Nitrosothiol Formation and Protection against Fenton Chemistry by Nitric Oxide-induced Dinitrosyliron Complex Formation from Anoxia-initiated Cellular Chelatable Iron Increase

• Published in: The Journal of biological chemistry Vol. 289; no. 29; pp. 19917 - 19927
• Main Authors: Li, Qian, Li, Chuanyu, Mahtani, Harry K., Du, Jian, Patel, Aashka R., Lancaster, Jack R.
• Format: Journal Article
• Language: English
• Published: United States Elsevier Inc 18.07.2014; American Society for Biochemistry and Molecular Biology
• Subjects: Animals; Cell Hypoxia - physiology; Cell Line; Chelatable Iron; Deferoxamine - pharmacology; Dinitrosyliron Complexes; Electron Paramagnetic Resonance (EPR); Electron Spin Resonance Spectroscopy; Fenton Reaction; Hydrogen Peroxide - metabolism; Hypoxia; Iron; Iron - metabolism; Iron Chelating Agents - pharmacology; Macrophages - drug effects; Macrophages - metabolism; Mice; Molecular Biophysics; Nitric Oxide; Nitric Oxide - metabolism; Nitrogen Oxides - metabolism; Nitrosothiol; Reactive Oxygen Species (ROS); Reactive Oxygen Species - metabolism; S-Nitrosothiols - metabolism; Thiol; Thiol; Dinitrosyliron Complexes; Reactive Oxygen Species (ROS); Fenton Reaction; Electron Paramagnetic Resonance (EPR); Chelatable Iron; Hypoxia; Iron; Nitrosothiol; Nitric Oxide
• ISSN: 0021-9258; 1083-351X
• DOI: 10.1074/jbc.M114.569764

Dinitrosyliron complexes (DNIC) have been found in a variety of pathological settings associated with •NO. However, the iron source of cellular DNIC is unknown. Previous studies on this question using prolonged •NO exposure could be misleading due to the movement of intracellular iron among different sources. We here report that brief •NO exposure results in only barely detectable DNIC, but levels increase dramatically after 1–2 h of anoxia.
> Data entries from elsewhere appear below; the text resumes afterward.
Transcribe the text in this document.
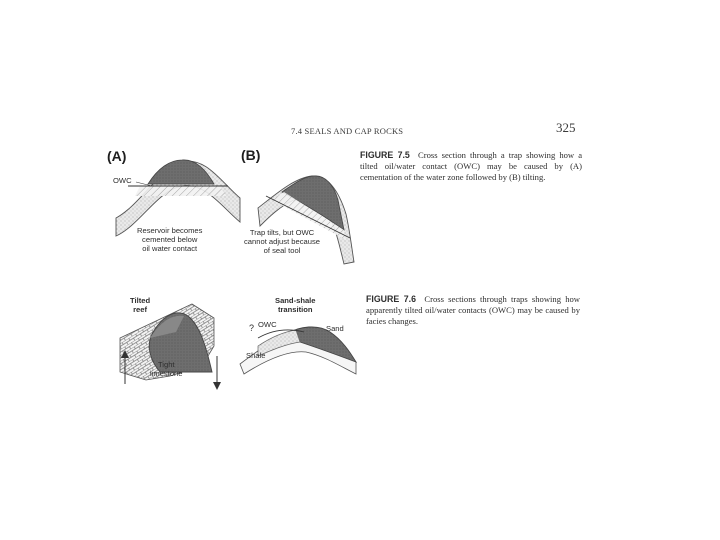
7.4 SEALS AND CAP ROCKS	325
(A)
OWC
Reservoir becomes
cemented below
oil water contact
(B)
Trap tilts, but OWC
cannot adjust because
of seal tool
FIGURE 7.5 Cross section through a trap showing how a tilted oil/water contact (OWC) may be caused by (A) cementation of the water zone followed by (B) tilting.
Tilted
reef
Tight
limestone
Sand-shale
transition
? OWC	Sand
Shale
FIGURE 7.6 Cross sections through traps showing how apparently tilted oil/water contacts (OWC) may be caused by facies changes.
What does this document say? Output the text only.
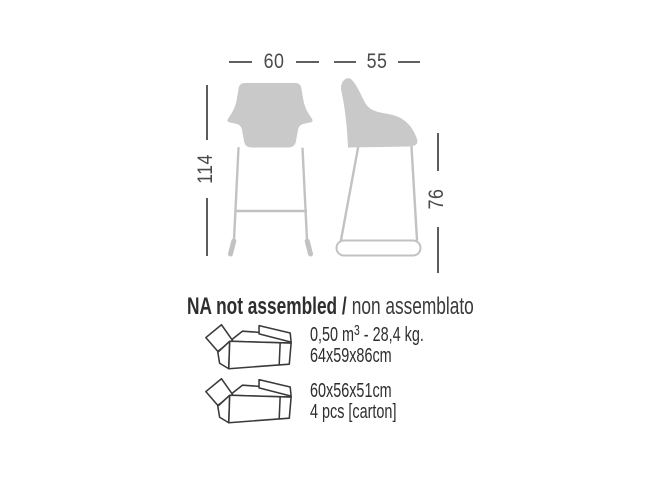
60	55
114
76
NA not assembled / non assemblato
0,50 $m^3 - 28,4$ kg.
64x59x86cm
60x56x51cm
4 pcs [carton]
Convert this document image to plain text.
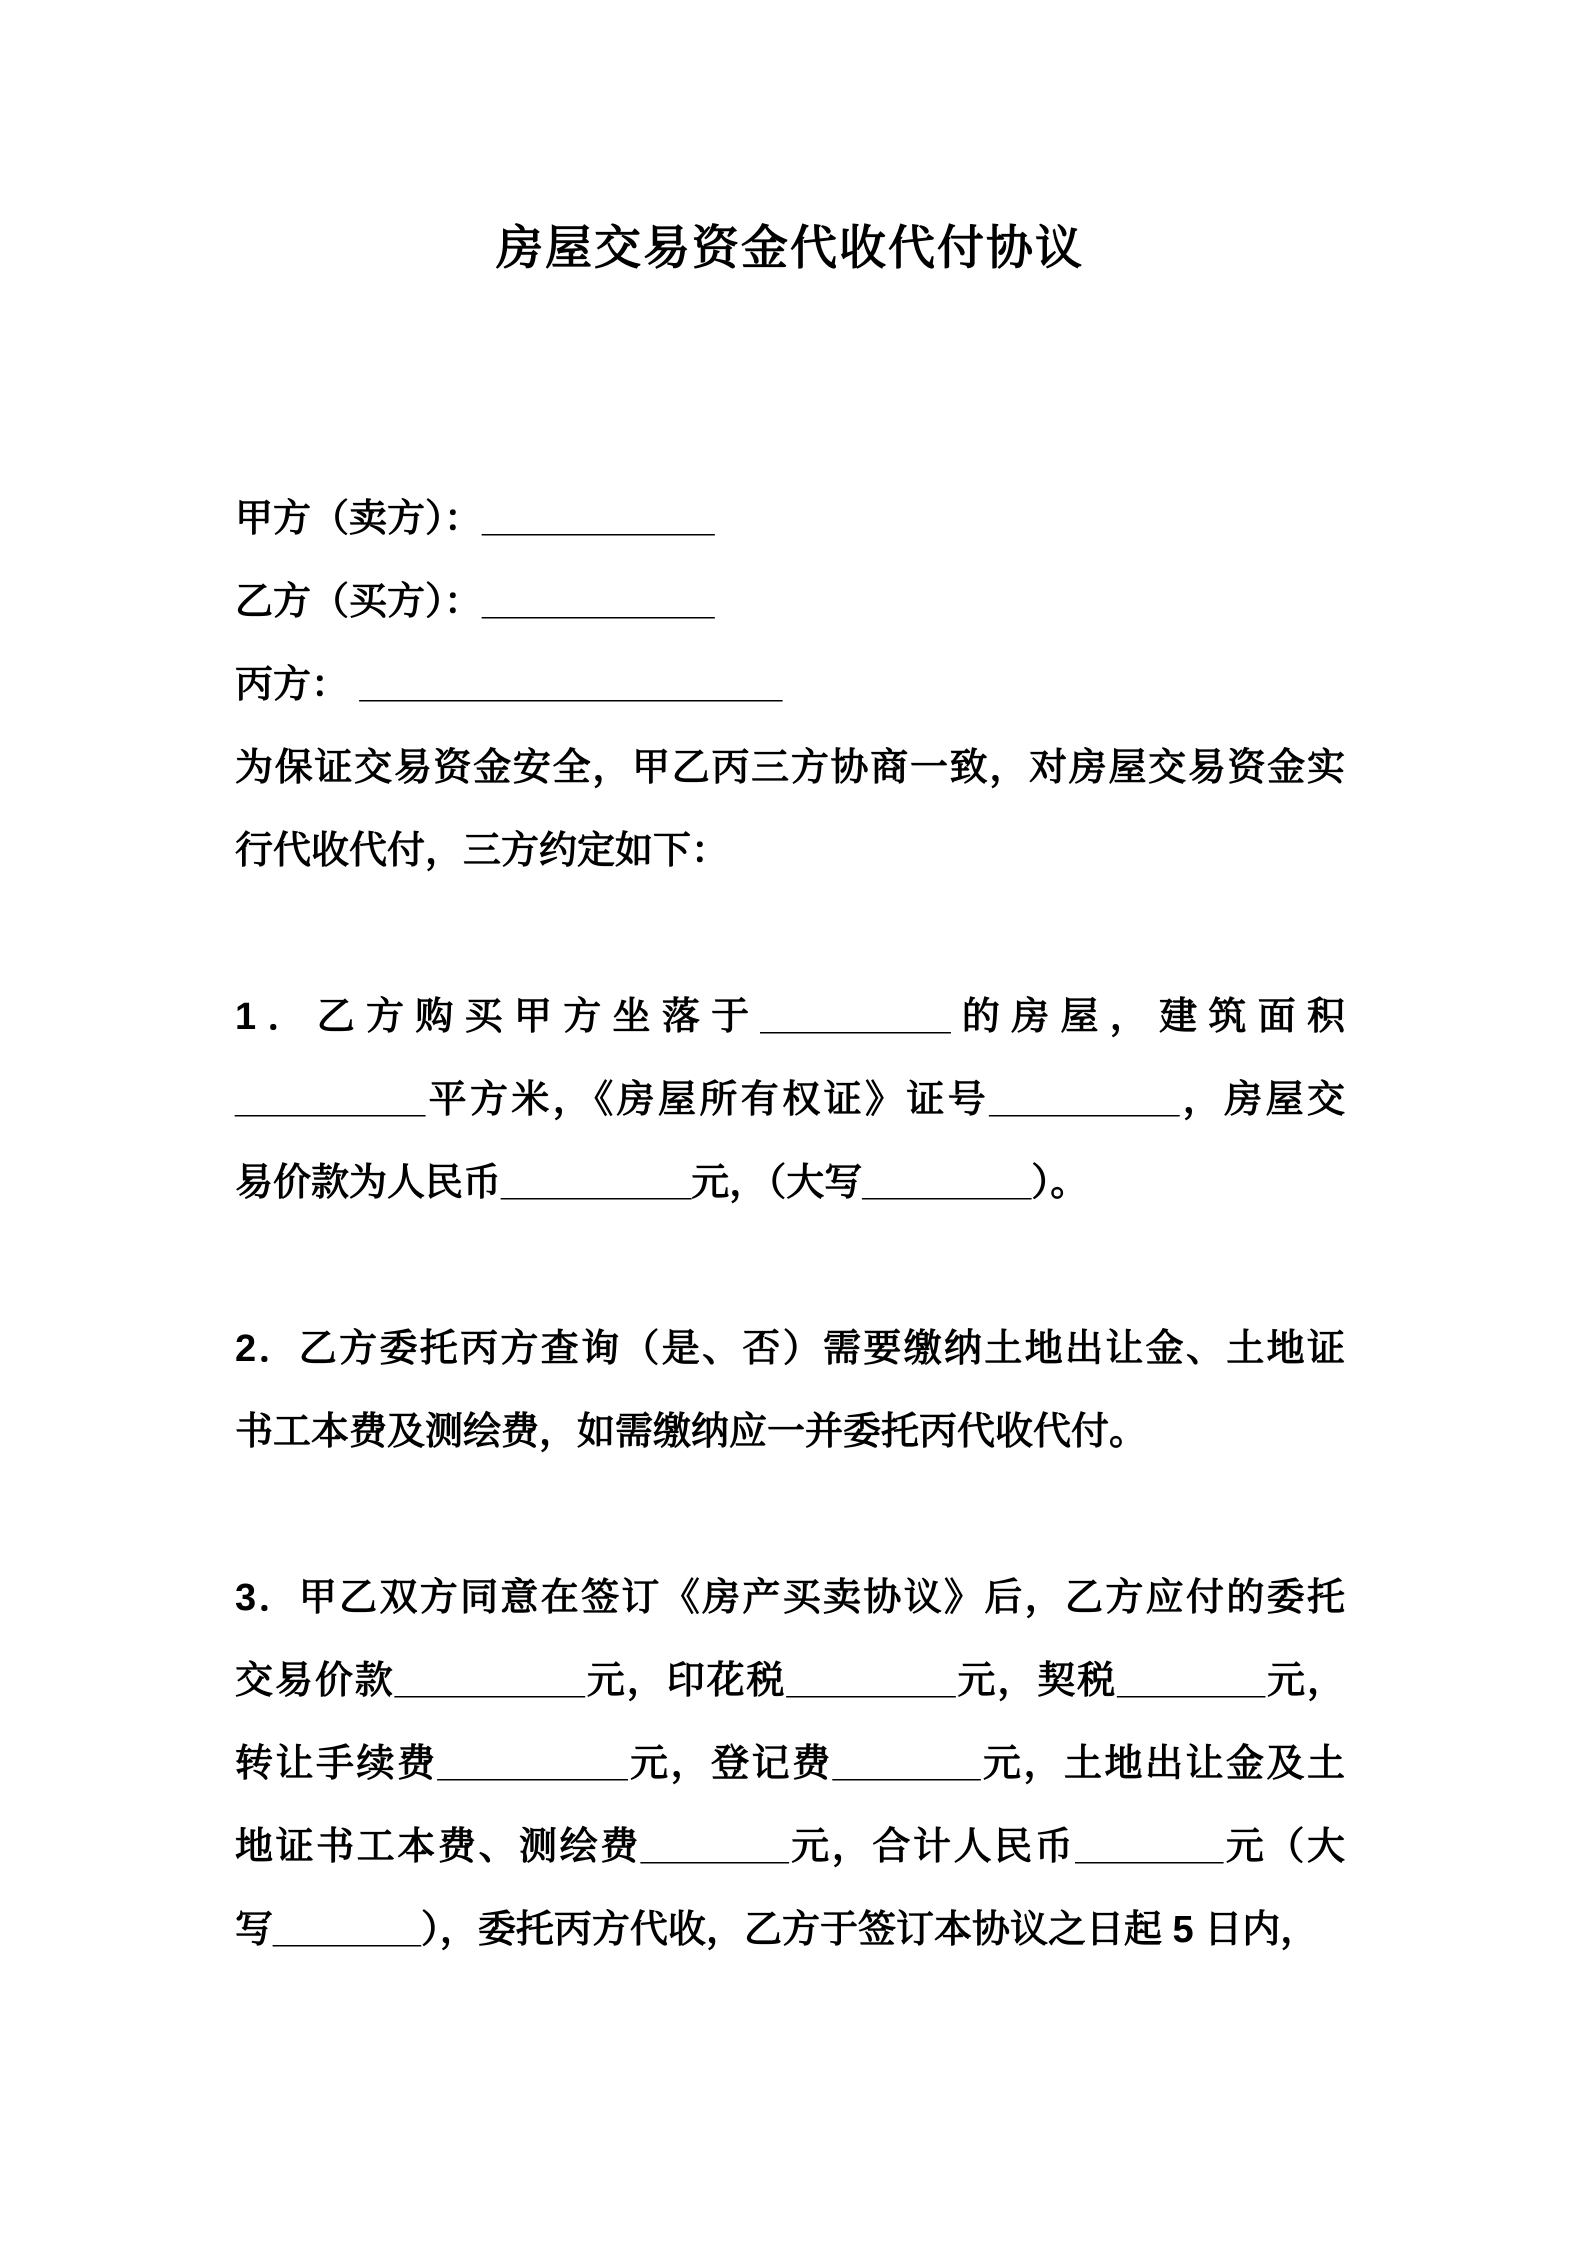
房屋交易资金代收代付协议
甲方（卖方）：___________
乙方（买方）：___________
丙方： ____________________
为保证交易资金安全，甲乙丙三方协商一致，对房屋交易资金实
行代收代付，三方约定如下：
1．乙方购买甲方坐落于_________的房屋，建筑面积
_________平方米，《房屋所有权证》证号_________，房屋交
易价款为人民币_________元，（大写________）。
2．乙方委托丙方查询（是、否）需要缴纳土地出让金、土地证
书工本费及测绘费，如需缴纳应一并委托丙代收代付。
3．甲乙双方同意在签订《房产买卖协议》后，乙方应付的委托
交易价款_________元，印花税________元，契税_______元，
转让手续费_________元，登记费_______元，土地出让金及土
地证书工本费、测绘费_______元，合计人民币_______元（大
写_______），委托丙方代收，乙方于签订本协议之日起 5 日内，
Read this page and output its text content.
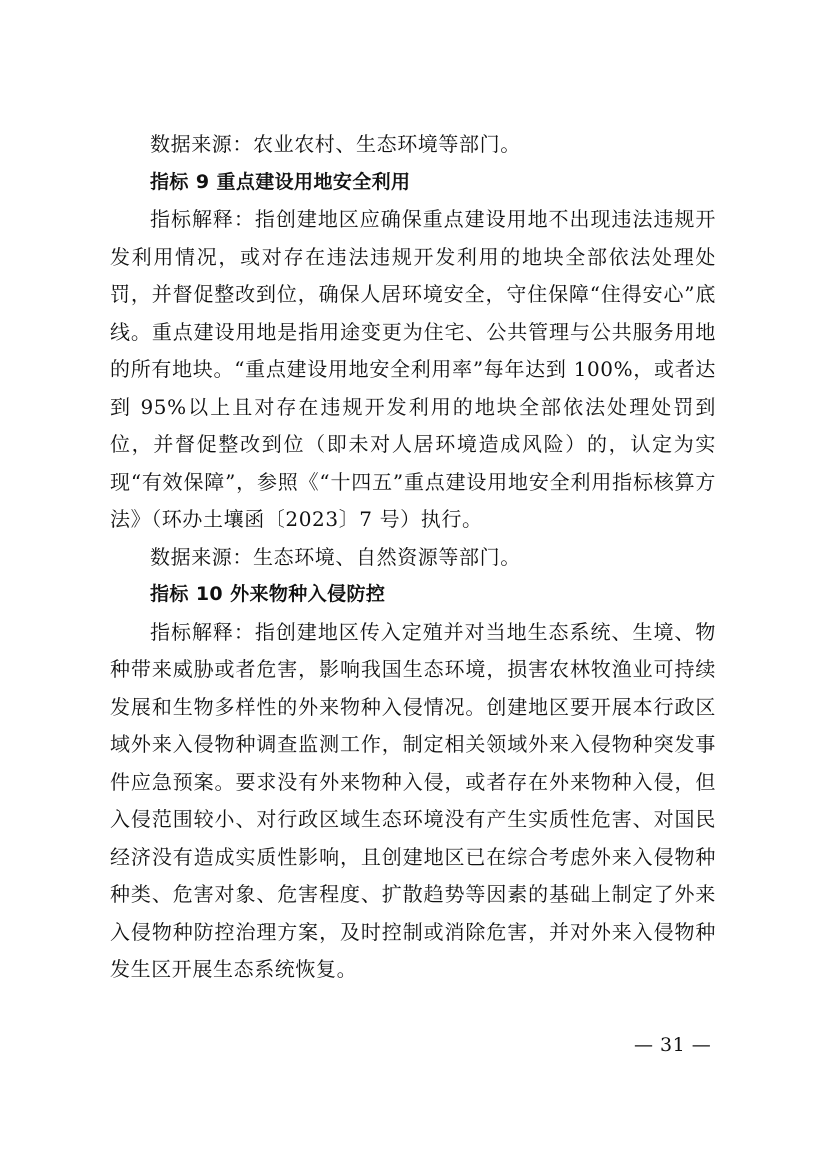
数据来源：农业农村、生态环境等部门。

指标 9 重点建设用地安全利用

指标解释：指创建地区应确保重点建设用地不出现违法违规开发利用情况，或对存在违法违规开发利用的地块全部依法处理处罚，并督促整改到位，确保人居环境安全，守住保障“住得安心”底线。重点建设用地是指用途变更为住宅、公共管理与公共服务用地的所有地块。“重点建设用地安全利用率”每年达到 100%，或者达到 95%以上且对存在违规开发利用的地块全部依法处理处罚到位，并督促整改到位（即未对人居环境造成风险）的，认定为实现“有效保障”，参照《“十四五”重点建设用地安全利用指标核算方法》（环办土壤函〔2023〕7 号）执行。

数据来源：生态环境、自然资源等部门。

指标 10 外来物种入侵防控

指标解释：指创建地区传入定殖并对当地生态系统、生境、物种带来威胁或者危害，影响我国生态环境，损害农林牧渔业可持续发展和生物多样性的外来物种入侵情况。创建地区要开展本行政区域外来入侵物种调查监测工作，制定相关领域外来入侵物种突发事件应急预案。要求没有外来物种入侵，或者存在外来物种入侵，但入侵范围较小、对行政区域生态环境没有产生实质性危害、对国民经济没有造成实质性影响，且创建地区已在综合考虑外来入侵物种种类、危害对象、危害程度、扩散趋势等因素的基础上制定了外来入侵物种防控治理方案，及时控制或消除危害，并对外来入侵物种发生区开展生态系统恢复。

— 31 —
This increase is similar quantitatively and temporally with increases in the chelatable iron, and brief •NO treatment prevents detection of this anoxia-induced increased chelatable iron by deferoxamine. DNIC formation is so rapid that it is limited by the availability of •NO and chelatable iron. We utilize this ability to selectively manipulate cellular chelatable iron levels and provide evidence for two cellular functions of endogenous DNIC formation, protection against anoxia-induced reactive oxygen chemistry from the Fenton reaction and formation by transnitrosation of protein nitrosothiols (RSNO). The levels of RSNO under these high chelatable iron levels are comparable with DNIC levels and suggest that under these conditions, both DNIC and RSNO are the most abundant cellular adducts of •NO. Background: Dinitrosyliron complexes (DNIC) have been found in a variety of pathological settings. Results: Cellular DNIC formation upon brief nitric oxide (•NO) exposure is dramatically increased by anoxia pretreatment. Conclusion: DNIC is rapidly generated from •NO reaction with chelatable iron. Significance: This experimental system provides a useful tool to manipulate the levels of DNIC and probe their cellular functions.